The second shift was academic. After deciding I might double-major in math and political science, I enrolled in my first computer science (CS) course taught by Vladimir Filkov. With some help from my dad, hundreds of hours, and a great deal of guidance from Professor Filkov, I made it through the course and fell in love with the field.
From then on I slowly transitioned away from political science and towards math and CS. My feeling at the time was that in political science I was studying the problems I thought were important, but wasn’t learning the tools I could use to solve them. While I viewed problem discovery as important, I concluded that I should focus on developing math/cs skills and learn real-world problem-solving through student government instead. I was able to make the switch to CS thanks to the flexibility of the CS major (at that time) and some salient advice from Cal Newport via his college-focused blog, Study Hacks – highly recommended. While counter-intuitive to me at the time, the Study Hacks idea of under-scheduling proved the most useful. For example, I originally intended to finish my major in political science but instead, I gave up on even minoring and dramatically reduced my courseload to focus on a smaller set of CS and math classes. This gave me much more time than my peers to work on homework assignments and ultimately allowed me to take advantage of other low-hanging fruit.
While I was having my CS “renaissance”, I also increased my involvement in student government. I was elected to their “senate” as one of twelve senators responsible for setting a $12M operating budget. Key projects of mine included “bait bikes”, a program to reduce bike theft, and an effort to enable students to teach courses championed by my friend Rylan Schaeffer. Similar to my previous experience with Speech and Debate, student government allowed me to hone my public speaking. It also taught me a great deal about how decisions in any organization get made. Initially I thought that having the most concise, well-reasoned arguments would magically win over my peers and garner votes for my legislation. Instead I found that befriending my peers, establishing and aligning values, and compromising on various issues was much more effective than argumentation.
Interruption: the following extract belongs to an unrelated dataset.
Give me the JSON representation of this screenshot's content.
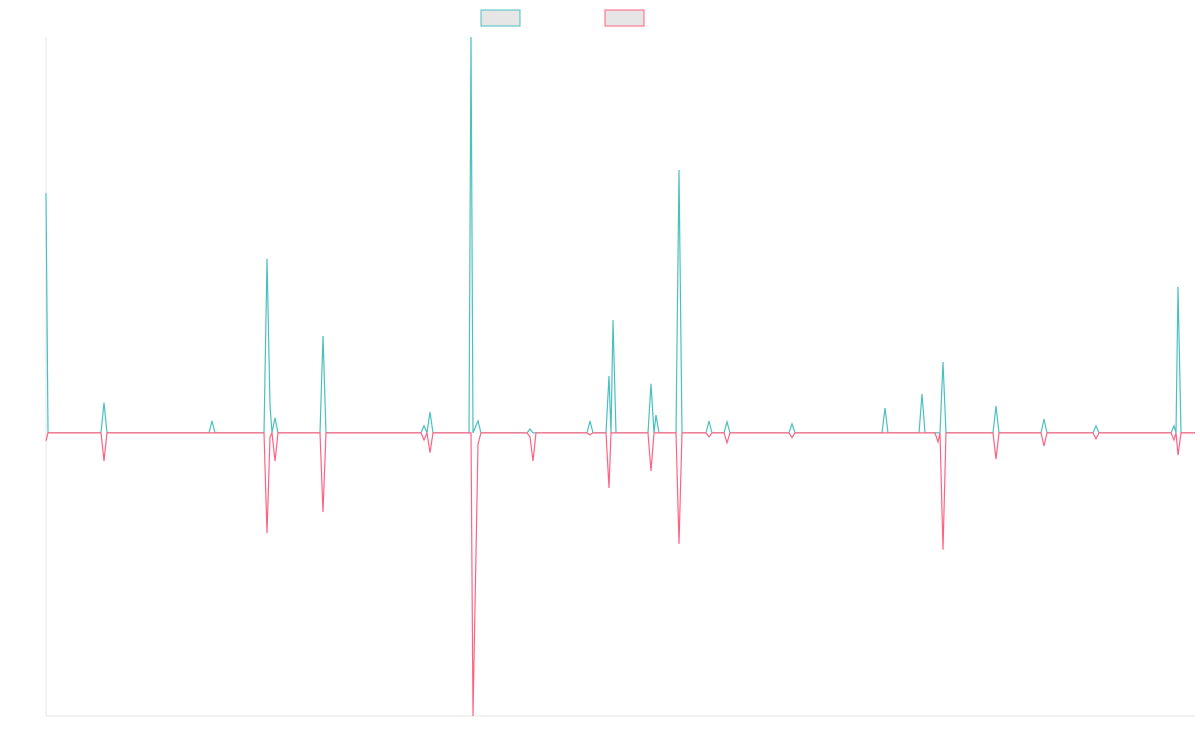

Looking back, my biggest failures were a lack of follow-through and an inability to mentor and delegate. I did not monitor or measure the performance of “bait bikes” and I did not pass down my learnings to other interested UC Davis students so that they too could participate in student government.
Internships
During college I had two summer internships. One was at the US Department of Education, the other was at Apple.
At the Dept of Ed. I was energized by the problem but frustrated by the tools used to solve them (mostly Excel and a slow interface to a SQL database). I did some useful work, but mostly assessed data quality. I also ended up taking their servers down for a few days (on accident) but that’s a story for in-person.
At Apple, my work on Binary Classification was more challenging, which I enjoyed. But the problem itself seemed to not be of any critical importance. Who cares if people with iPhones can auto-magically make their photos look a little bit better?
Based on these two experiences, I resolved that I would try to do technically challenging work on problems I thought were important.
Pre-college
Before college, my “professional” time was split between school, sports (rowing and discus), and debate. While I earned various awards in all three, I excelled at none. I was fairly sure I was not going to get into a “top” school and my parents (thankfully) encouraged me to only apply to public universities.
I was rejected by UCLA and UC Berkeley and narrowed my choice to be between UC Davis and the University of Washington. I chose UC Davis because I was accepted into the honors program and because that was where my partner at the time wanted to go. At Davis I could also be a walk-on for the track & field team.